My reading today consisted of the last five chapters of Esther, and the first nine of Job. The commentary this morning will deal solely with Esther.
Esther is a book of the Bible that never names the name of God. God is not even mentioned in person; however the work, power and presence of God is clearly seen by those who have the eyes to see it. There are many times in Christian life where it feels as though God is nowhere to be found; and all we have to go on is faith.
I have heard the term “Providence”, and usually speaking of the work of God in the events of mankind. Well, if there is a Biblical case for providence, then, it can certainly be seen throughout the book of Esther.
Let me give you a list of the characters in Esther. First there is the king, Ahasuerus, “Xerxes” in newer translations; there is the queen who is not in the story very long, but plays a prominent part in the development of the story; there is Mordecai – a Jewish captive from Jerusalem; there is Haman – an Agagite; and then there is Esther – who will be queen.
One thing that can be seen by this event in the story of Israel, its captivity, and return is that even though we may mess up, sin, and seemingly ruin our lives through disobedience we do not thwart the plan and will of God. That can be seen in the story of Esther as well.
Let us first find out about Haman – the Agagite. Haman was a descendant of Agag whom king Saul of Israel was disobedient to God in letting him live. Samuel eventually kills Agag (1 Samuel 15). For many centuries this hatred for the Jewish people had been stewing in the hearts of the family of Agag; and in this story it came to fruition. Haman had it in his heart to rid the Persian Empire and the world of the Jewish people.
Though God is not mentioned; He had another plan. God’s plan was to bring the children of Israel back to their Promised land; so that the Messiah and Savior of the world would one day come, and die for our sins.
Haman sets a course of action after his appointment as prominent leader in Persia. All others were to bow to him; however Mordecai would not bow to him. Mordecai knew who Haman was, and saw his heart. Mordecai had also overheard a plot to assassinate the king, revealed it and the perpetrators were hanged (2:21-23).
One verse that stands out in the book of Esther is one that is well known to many of us –
“For if thou altogether holdest thy peace at this time, then shall there enlargement and deliverance arise to the Jews from another place; but thou and thy father’s house shall be destroyed: and who knoweth whether thou art come to the kingdom for such a time as this?” Esther 4:14 (KJV)

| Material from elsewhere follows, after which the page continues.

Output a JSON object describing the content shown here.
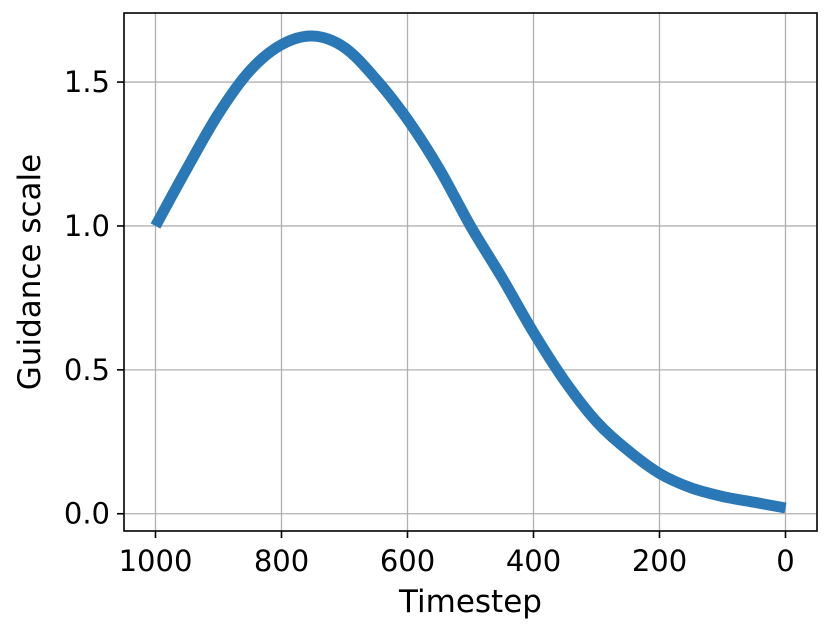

This occurs following the murderous plot of Haman to exterminate the Jewish people. It is not yet known that Esther is Jewish, and Mordecai, as the uncle of Esther, is telling her that it is time to reveal the truth of her identity, for the salvation of her people. Mordecai is asking Esther to enter the throne area of the royal house without invitation, and that in the Persian courts could be deadly, meaning immediate and sudden death, if the king did not recognize the one entering by holding out his scepter (4:11); and after three days of fasting she enters the throne room, and the king holds out the scepter (5:1-2).
The night before the banquet of Esther the king cannot sleep remembering what Mordecai had done saving his life from the plot of the two who were hanged for their assassination attempt. Haman’s plot is known by the king, he has even given him the authority to send the message with the kings signet ring seal on the documents authorizing its execution. The following day, however, Haman is put to humility by walking Mordecai around the streets of Jerusalem, exalting him for the great deed he has done in exposing the plat of assassination. Haman probably realizes by now that “his goose is cooked”.
It becomes even more apparent when Esther reveals it to the king at the banquet. Haman has built a gallows on which to have Mordecai hanged; and finds himself hanging on the device of his own imagination.
God, though not named, is also a prominent presence in the book. His hand of Providence is seen, in the elevation of Esther, a Jew, to the seat of the queen of Persia; the man despised by the Agagite is exalted to the Agagites position after his plot is foiled. God’s people do return to Jerusalem; and the Messiah is born, dies on the cross for the sins of the world, is buried, and rises bodily from the grave conquering sin, hell and death.
Jesus Christ the Son of the Living God ever lives; that those who trust in Him might live too.
Christian take note of the Providence of God; even when you do not think He is present and working; take another look.